Kecelakaan ini menewaskan 10 orang penumpang, satu di antaranya Warga Negara Asing (WNA) Austria.
Selain itu, sembilan orang dinyatakan mengalami luka-luka.

Siang ini, Kapolres Probolinggo AKBP Arman Asmara Syarifuddin mendatangi dua sopir kendaraan ini. Ia menyapa, keduanya dan menanyakan kabar mereka.
"Bagaimana kabar kalian pagi ini?" tanya Kapolres.
Tanpa dikomando, keduanya langsung menganggukkan kepala tanda bahwa kabar mereka baik-baik saja.
Setelah itu, kapolres melanjutkan perbincangan dengan dua orang ini.
Baca: Kernet Bus Medali Mas Sempat Membangunkan Penumpang, Namun Semuanya Sudah Terlambat
Kepada Surya, Munawir, sopir truk menampik tudingan bahwa dirinya disebut mengantuk saat berkendara, sehingga tidak bisa mengendalikan laju truknya.
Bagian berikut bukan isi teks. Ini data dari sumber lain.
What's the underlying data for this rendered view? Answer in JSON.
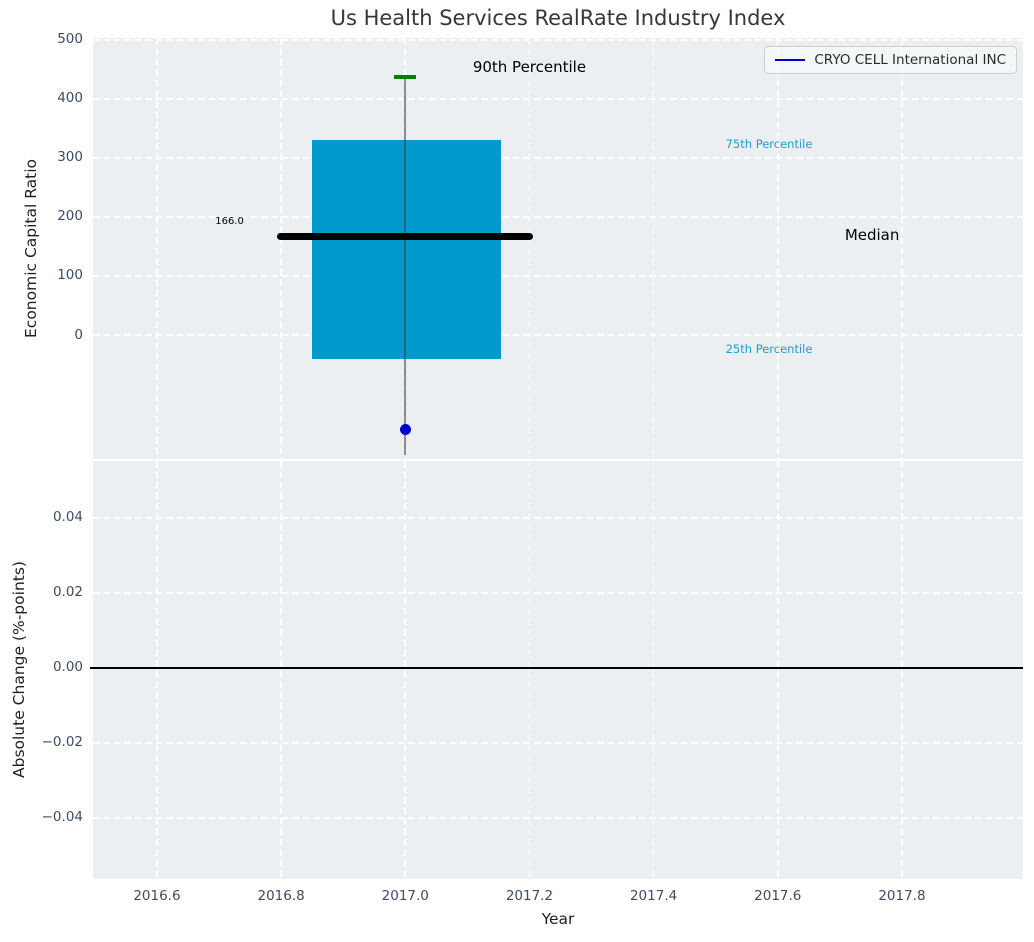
{
  "title": "Us Health Services RealRate Industry Index",
  "legend": {
    "label": "CRYO CELL International INC"
  },
  "colors": {
    "box": "#009acd",
    "median": "#000000",
    "cap_90th": "#008000",
    "whisker": "rgba(68,68,68,0.6)",
    "company": "#0000cd",
    "percentile_text": "#1e9cc9",
    "grid": "#ffffff",
    "axes_bg": "#eceff1",
    "tick": "#3d4c63",
    "zero_line": "#000000"
  },
  "chart_data": [
    {
      "type": "boxplot-timeseries",
      "title": "Us Health Services RealRate Industry Index",
      "xlabel": "Year",
      "ylabel": "Economic Capital Ratio",
      "xlim": [
        2016.497,
        2017.995
      ],
      "ylim": [
        -210,
        503
      ],
      "grid": "white dashed, on",
      "legend_position": "upper right",
      "xticks": [
        {
          "v": 2016.6,
          "label": "2016.6"
        },
        {
          "v": 2016.8,
          "label": "2016.8"
        },
        {
          "v": 2017.0,
          "label": "2017.0"
        },
        {
          "v": 2017.2,
          "label": "2017.2"
        },
        {
          "v": 2017.4,
          "label": "2017.4"
        },
        {
          "v": 2017.6,
          "label": "2017.6"
        },
        {
          "v": 2017.8,
          "label": "2017.8"
        }
      ],
      "yticks": [
        {
          "v": 500,
          "label": "500"
        },
        {
          "v": 400,
          "label": "400"
        },
        {
          "v": 300,
          "label": "300"
        },
        {
          "v": 200,
          "label": "200"
        },
        {
          "v": 100,
          "label": "100"
        },
        {
          "v": 0,
          "label": "0"
        }
      ],
      "box": {
        "x_center": 2017.0,
        "x_left": 2016.85,
        "x_right": 2017.155,
        "q1_25th": -40,
        "median": 166,
        "q3_75th": 330,
        "p90": 437,
        "whisker_low": -203
      },
      "median_line": {
        "x_left": 2016.8,
        "x_right": 2017.2,
        "value": 166
      },
      "series": [
        {
          "name": "CRYO CELL International INC",
          "type": "scatter",
          "points": [
            {
              "x": 2017.0,
              "y": -160
            }
          ]
        }
      ],
      "annotations": [
        {
          "text": "90th Percentile",
          "x": 2017.2,
          "y": 451,
          "color": "#000000",
          "size": 15,
          "align": "center"
        },
        {
          "text": "166.0",
          "x": 2016.74,
          "y": 190,
          "color": "#000000",
          "size": 10,
          "align": "right"
        },
        {
          "text": "75th Percentile",
          "x": 2017.516,
          "y": 320,
          "color": "#1e9cc9",
          "size": 11.5,
          "align": "left"
        },
        {
          "text": "Median",
          "x": 2017.708,
          "y": 166,
          "color": "#000000",
          "size": 15,
          "align": "left"
        },
        {
          "text": "25th Percentile",
          "x": 2017.516,
          "y": -27,
          "color": "#1e9cc9",
          "size": 11.5,
          "align": "left"
        }
      ]
    },
    {
      "type": "line",
      "xlabel": "Year",
      "ylabel": "Absolute Change (%-points)",
      "xlim": [
        2016.497,
        2017.995
      ],
      "ylim": [
        -0.0563,
        0.0552
      ],
      "grid": "white dashed, on",
      "yticks": [
        {
          "v": 0.04,
          "label": "0.04"
        },
        {
          "v": 0.02,
          "label": "0.02"
        },
        {
          "v": 0.0,
          "label": "0.00"
        },
        {
          "v": -0.02,
          "label": "−0.02"
        },
        {
          "v": -0.04,
          "label": "−0.04"
        }
      ],
      "zero_line_value": 0.0,
      "series": []
    }
  ]
}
"Saya tidak mengantuk kok. Saya berangkat dari Beji Pasuruan itu, sudah berhenti tiga kali untuk istirahat dan minum kopi. Saya tidak terima kalau disebut mengantuk sehingga melaju terlalu ke kanan saat kejadian," katanya.
Ia berdalih bahwa saat kejadian, ia dalam kondisi prima. Ia tidak merasakan kelelahan atau faktor lainnya.
Saat kejadian, menurutnya truk yang dikemudikannya ini melaju sangat pelan.

"Seingat saya, saat itu truk hanya melaju dengan kecepatan 25 km/jam, tidak lebih. Soalnya saya ke Lombok tidak diburu waktu. Saya kalau jalan luar kota tidak pernah ngebut, karena menyadari muatan yang saya bawa ini besar," kata dia.